Плакать Мари начала, когда мы еще даже не поцеловались. Это было в такси семь с лишним лет назад, она сидела в сумрачном салоне рядом со мной, и по ее зареванному лицу пробегали неясные тени набережной Сены и желтые и белые отсветы фар проносившихся навстречу автомобилей. Мы тогда еще ни разу не поцеловались, я еще не взял ее за руку, ни словом не обмолвился о любви — а разве я когда-нибудь говорил ей о любви? — я смотрел, как она плачет, взволнованный этим и растерянный.

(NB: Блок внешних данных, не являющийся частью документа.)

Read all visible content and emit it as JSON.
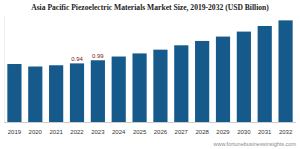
{
  "chart_data": {
    "type": "bar",
    "title": "Asia Pacific Piezoelectric Materials Market Size, 2019-2032 (USD Billion)",
    "categories": [
      "2019",
      "2020",
      "2021",
      "2022",
      "2023",
      "2024",
      "2025",
      "2026",
      "2027",
      "2028",
      "2029",
      "2030",
      "2031",
      "2032"
    ],
    "values": [
      0.93,
      0.89,
      0.91,
      0.94,
      0.99,
      1.05,
      1.1,
      1.16,
      1.23,
      1.3,
      1.37,
      1.45,
      1.54,
      1.63
    ],
    "value_labels": [
      null,
      null,
      null,
      "0.94",
      "0.99",
      null,
      null,
      null,
      null,
      null,
      null,
      null,
      null,
      null
    ],
    "data_labels": true,
    "color": "#165a8c",
    "ylim": [
      0,
      1.7
    ],
    "tick_labels": "x",
    "grid": false,
    "source": "www.fortunebusinessinsights.com"
  }
}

Та же сцена повторилась несколько недель назад в Токио, только теперь мы расставались, расставались навсегда. Такси везло нас в отель «Синдзюку», где мы остановились утром того же дня, ехали молча, Мари беззвучно рыдала, она икала и тихо-тихо всхлипывала у меня на плече, беспорядочными отрывистыми движениями утирая слезы тыльной стороной ладони, тяжелые слезы печали, уродовавшие ее и оставлявшие на лице подтеки черной туши, между тем как семь лет назад, в нашу первую встречу, по щекам ее невесомо струились чистые, легкие, словно пена, слезы радости. Печка в такси шпарила вовсю, Мари стало жарко до дурноты, и она принялась раздеваться, с усилием стягивая с себя длинное черное кожаное пальто, изворачиваясь на заднем сиденье, корча недовольные гримасы, точно злилась на меня за причиняемые неудобства, тогда как я, черт побери, был уж никак не виноват, что в салоне такая парильня, ей уместнее было бы пожаловаться водителю, чья фотография с именем и фамилией красовалась на видном месте на панели управления. Мари, оттолкнув меня, положила пальто между нами, затем сняла свитер, свернула трубочкой. Она осталась теперь в помятой белой блузке, выпроставшейся кое-где из-под брючного ремня и распахнутой на груди так, что виден был черный бюстгальтер. Мы всю дорогу ехали молча, зато по радио непрестанно звучали в полумраке загадочные и жизнерадостные японские песни.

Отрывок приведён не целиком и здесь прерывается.